A programação da Galatea também não será tão apressada quanto costumam ser as de outras galerias do mercado, que trocam de exposição todos os meses. De acordo com o curador, a ideia inicial é ter exposições de média e longa duração para que mais pessoas tenham tempo de visitar. “Um mês não dá conta de todo o investimento feito pela galeria nem do empenho do artista. Decidimos não ser só um lugar de venda. Queremos dar uma contribuição cultural para a cidade”, diz.

Mostrar a quê veio

A sede da galeria, na rua Oscar Freire, em São Paulo, ainda não está pronta – passa por uma reforma que deve terminar no último trimestre. O vernissage da Galatea está previsto para novembro com uma individual do artista baiano José Adário, conhecido como Zé Diabo. O artista é um dos poucos ferreiros de candomblé e umbanda que resistem em Salvador. Ele está na lista de artistas representados pela galeria, ao lado do jovem carioca Allan Weber, cujo trabalho será levado a uma mostra individual do estande da galeria na feira ArtRio, em setembro.

Obra de Allan Weber: mostra individual do estande da galeria na feira ArtRio

Enquanto Adário é um artista já na faixa dos 70 anos que trabalha com processo artesanal para a fabricação de esculturas em ferro, Weber tem apenas 30 anos, trabalhou como entregador de aplicativo e ganhou destaque ao publicar suas fotos mostrando a rotina dos entregadores na edição 20 da revista Zumm, publicação sobre fotografia do Instituto Moreira Salles.

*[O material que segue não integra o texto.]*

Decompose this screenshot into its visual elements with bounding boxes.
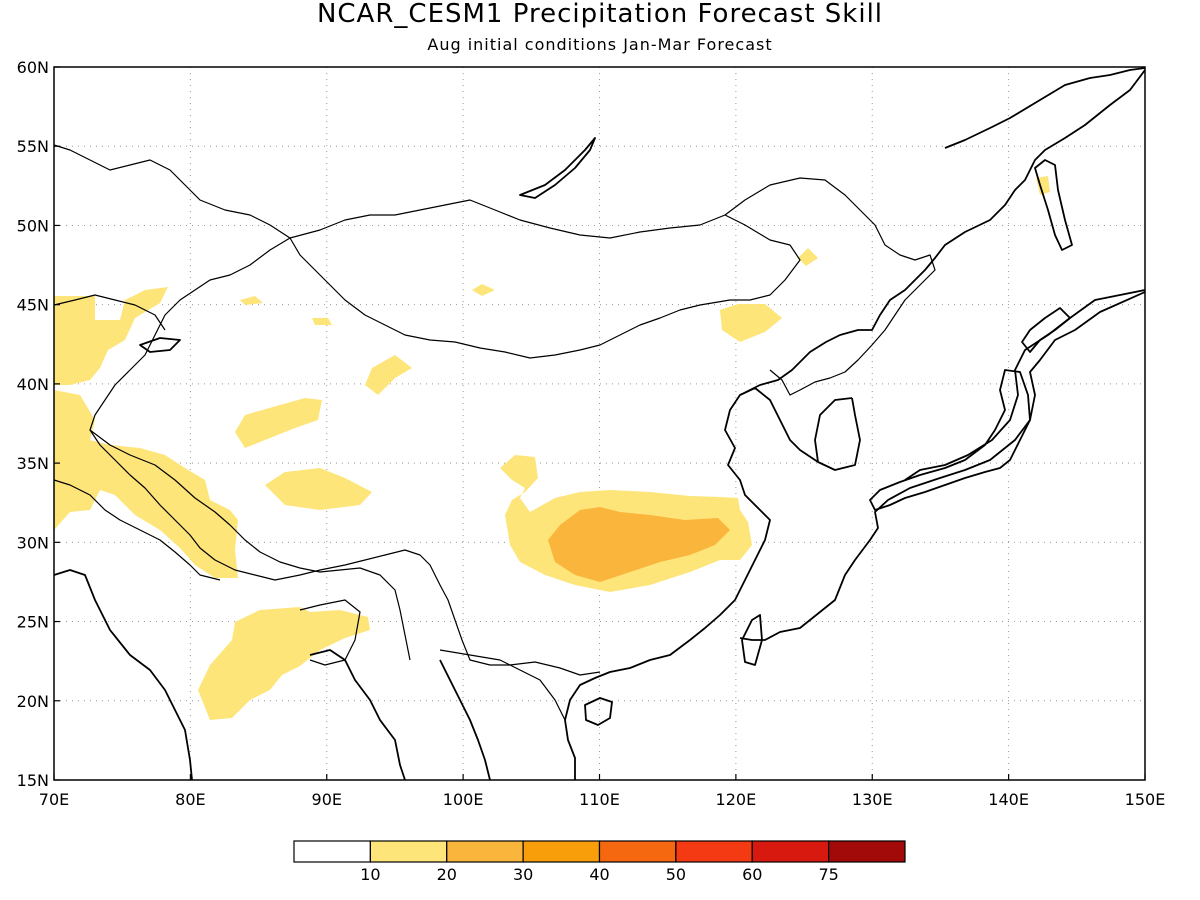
colorbar-label: 50 (666, 865, 686, 884)
colorbar-label: 10 (360, 865, 380, 884)
colorbar-label: 60 (742, 865, 762, 884)
border-mongolia (289, 199, 801, 359)
skill-region-mongolia-east (720, 304, 782, 342)
map-panel: 70E 80E 90E 100E 110E 120E 130E 140E 150E 15N 20N 2… (17, 58, 1166, 809)
lat-tick-label: 45N (17, 296, 49, 315)
country-borders (53, 144, 936, 721)
coastline-hainan (584, 697, 613, 726)
coastline-east-asia (564, 69, 1146, 780)
lat-tick-label: 15N (17, 771, 49, 790)
lon-tick-label: 140E (988, 790, 1029, 809)
colorbar-label: 30 (513, 865, 533, 884)
lon-tick-label: 90E (312, 790, 342, 809)
skill-region-manchuria (798, 248, 818, 266)
map-title: NCAR_CESM1 Precipitation Forecast Skill (317, 0, 883, 29)
colorbar-swatch (293, 840, 371, 863)
lake-balkhash (139, 337, 181, 353)
colorbar-swatch (522, 840, 601, 863)
colorbar-label: 40 (589, 865, 609, 884)
coastline-taiwan (741, 614, 763, 666)
lon-tick-label: 100E (443, 790, 484, 809)
coastline-okhotsk (944, 67, 1146, 149)
skill-region-dzungaria-2 (312, 318, 332, 325)
lake-baikal (519, 137, 596, 199)
skill-region-bengal (198, 607, 370, 720)
border-china-west (89, 237, 601, 676)
map-subtitle: Aug initial conditions Jan-Mar Forecast (427, 35, 772, 54)
axis-ticks: 70E 80E 90E 100E 110E 120E 130E 140E 150E 15N 20N 2… (17, 58, 1166, 809)
colorbar-label: 75 (818, 865, 838, 884)
colorbar-swatch (828, 840, 906, 863)
skill-region-mongolia-west (472, 284, 495, 296)
skill-region-tibet-south (265, 468, 372, 510)
colorbar-swatch (369, 840, 448, 863)
coastline-japan (869, 307, 1071, 511)
coastline-sakhalin (1034, 159, 1073, 251)
coastlines (53, 67, 1146, 781)
lat-tick-label: 50N (17, 216, 49, 235)
border-manchuria (724, 177, 936, 396)
colorbar-swatch (598, 840, 677, 863)
lat-tick-label: 20N (17, 692, 49, 711)
skill-region-dzungaria-1 (240, 296, 263, 305)
colorbar: 10 20 30 40 50 60 75 (293, 840, 906, 884)
lon-tick-label: 80E (175, 790, 205, 809)
coastline-south-asia (53, 569, 491, 781)
colorbar-label: 20 (437, 865, 457, 884)
lat-tick-label: 40N (17, 375, 49, 394)
gridlines (54, 67, 1145, 780)
lat-tick-label: 30N (17, 533, 49, 552)
colorbar-swatch (751, 840, 830, 863)
skill-region-qinghai (365, 355, 412, 395)
lat-tick-label: 25N (17, 613, 49, 632)
lon-tick-label: 110E (579, 790, 620, 809)
lon-tick-label: 70E (39, 790, 69, 809)
skill-region-west-edge (54, 287, 168, 385)
lat-tick-label: 55N (17, 137, 49, 156)
skill-region-tibet-north (235, 398, 322, 448)
lat-tick-label: 60N (17, 58, 49, 77)
lon-tick-label: 130E (852, 790, 893, 809)
lat-tick-label: 35N (17, 454, 49, 473)
colorbar-swatch (675, 840, 753, 863)
border-south-asia (53, 429, 566, 721)
skill-region-central-china-core (548, 507, 730, 582)
border-central-asia (53, 144, 291, 331)
skill-region-himalaya-west (54, 390, 238, 578)
lon-tick-label: 120E (716, 790, 757, 809)
lon-tick-label: 150E (1125, 790, 1166, 809)
colorbar-swatch (446, 840, 524, 863)
skill-shading (54, 176, 1050, 720)
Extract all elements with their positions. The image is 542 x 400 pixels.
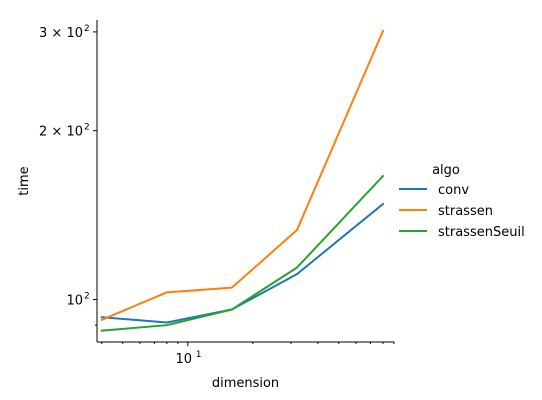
y-tick-label: 2 × 10 2	[39, 123, 90, 140]
legend-label-conv: conv	[438, 183, 469, 198]
legend-items: conv strassen strassenSeuil	[399, 183, 525, 240]
legend-title: algo	[432, 163, 460, 178]
y-tick-label-base: 3 × 10	[39, 26, 83, 41]
legend: algo conv strassen strassenSeuil	[399, 163, 525, 240]
y-tick-label-base: 2 × 10	[39, 125, 83, 140]
y-tick-label-base: 10	[66, 294, 83, 309]
series-line-strassenSeuil	[100, 174, 385, 332]
x-tick-exponent: 1	[196, 350, 202, 360]
y-tick-exponent: 2	[84, 123, 90, 133]
y-tick-label: 10 2	[66, 292, 89, 309]
series-line-strassen	[100, 29, 385, 322]
series-lines	[100, 29, 385, 332]
ticks: 10 110 22 × 10 23 × 10 2	[39, 24, 395, 367]
legend-label-strassenSeuil: strassenSeuil	[438, 225, 525, 240]
y-axis-label: time	[17, 166, 32, 195]
axes	[96, 20, 394, 343]
y-tick-label: 3 × 10 2	[39, 24, 90, 41]
y-tick-exponent: 2	[84, 292, 90, 302]
legend-label-strassen: strassen	[438, 204, 493, 219]
x-axis-label: dimension	[212, 376, 279, 391]
x-tick-label: 10	[176, 352, 193, 367]
y-tick-exponent: 2	[84, 24, 90, 34]
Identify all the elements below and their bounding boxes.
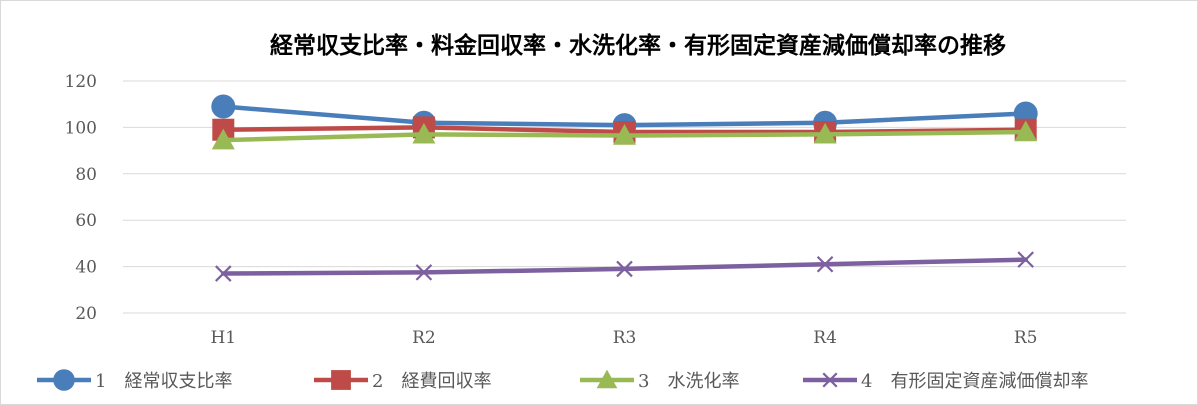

A galeria também fará sua estreia internacional neste ano: vai participar da feira 20th Century, em Nova York, prevista para setembro. Para o début internacional, levará uma exposição monográfica do acreano Chico da Silva (1910-1985). O artista autodidata de ascendência indígena desenvolveu em suas obras imagens das culturas, cosmologias e mitologias indígenas e populares brasileiras.

Toda essa diversidade de representação da Galatea estará presente no primeiro evento da galeria, a segunda edição da SP-Arte, prevista para agosto. Para a feira, cujo mote será brasilidades, os sócios vão apresentar a exposição coletiva “Tramas brasileiras”. No estande, o visitante poderá ver trabalhos de importantes artistas do concretismo brasileiro, além de contemporâneos que retomam o pensamento concreto e artefatos indígenas que apresentam a geometria em suas cestarias.

“A mistura de temporalidades, regionalidades e tipos de produção é algo importante para a nossa galeria”, afirma Toledo. É assim que os sócios pretendem dar vida ao cubo branco, como no mito de Galatea.